For 2960s: Netflow not supported. Is 3560x your distributed switch? Then enabling netflow on interfaces connected to 2960s switches will capture the traffic flow for analyses

 

For Fortigate: https://help.fortinet.com/fos60hlp/60/Content/FortiOS/fortigate-networking/Troubleshootin/sFlow%20support.htm

 

Free Flow analyser:

Cacti and Plixer Scrutinizer are good free ones, and ManageEngine netflow analyser is a good paid version

 

 

** Please rate this post or accept the solution if it helped! :) **

Seb Rupik
VIP Alumni
VIP Alumni

Hi there,

While I agree with both @balaji.bandi and @Captain HoOmi about the use of netflow, use of a SPAN port is a valid method for traffic analysis. It depends on the fidelity of analysis you want to achieve. Keep in mind that netflow collectors sample traffic (x packets in x), extract metadata from the captured streams and export it to a netflow analyser.

 

A SPAN port will capture every packet and its payload. This can be used for IDS or SIEM systems, which are normally directly attached and can ingest the data arriving at a high rate.

 

Examples of opensource SIEM systems would be: AlienVault (https://www.alienvault.com) or Security Onion (https://securityonion.net/) 
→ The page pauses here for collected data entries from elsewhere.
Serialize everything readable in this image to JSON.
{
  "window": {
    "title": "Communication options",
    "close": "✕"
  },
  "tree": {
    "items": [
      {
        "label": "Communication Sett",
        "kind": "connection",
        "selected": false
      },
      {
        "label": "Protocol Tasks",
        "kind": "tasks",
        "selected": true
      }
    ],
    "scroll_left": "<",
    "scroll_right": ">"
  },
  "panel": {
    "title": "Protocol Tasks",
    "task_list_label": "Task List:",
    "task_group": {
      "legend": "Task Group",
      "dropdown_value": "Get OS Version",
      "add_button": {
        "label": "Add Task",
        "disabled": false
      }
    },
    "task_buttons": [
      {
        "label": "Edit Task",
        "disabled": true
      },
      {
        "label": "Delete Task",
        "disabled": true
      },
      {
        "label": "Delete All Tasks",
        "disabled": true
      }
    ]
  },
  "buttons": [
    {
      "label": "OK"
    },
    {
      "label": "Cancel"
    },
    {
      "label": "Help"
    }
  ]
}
Example of a traffic analyser that uses a SPAN port would ntop (https://www.ntop.org/)

 

As for opensource neflow analyser, take a look at nfsen (http://nfsen.sourceforge.net/) or nsfen-ng (https://github.com/mbolli/nfsen-ng)

 

cheers,

Seb.

Yep I agree with you %100 but the big difference between Netflow and SPAN is with Span you'll end up with a copy of every packet which is sent to the destination port (including payload of the packets) , I've seen SPAN mostly implemented for IPS solutions to inspect packets or for call recordings and not necessarily just for analysing traffic flows.. With Netflow you only see traffic stats based on IP, application and port. You won't have the payload of the packets.

 

** Please rate this post or accept the solution if it helped! :) **

Thanks to both of you, I really appreciate your comments.

yes many opensource growing big some of very good...i see greylogger has good gui all pre-installed. worth trying.

 

if this solution works your needs, mark as resolved.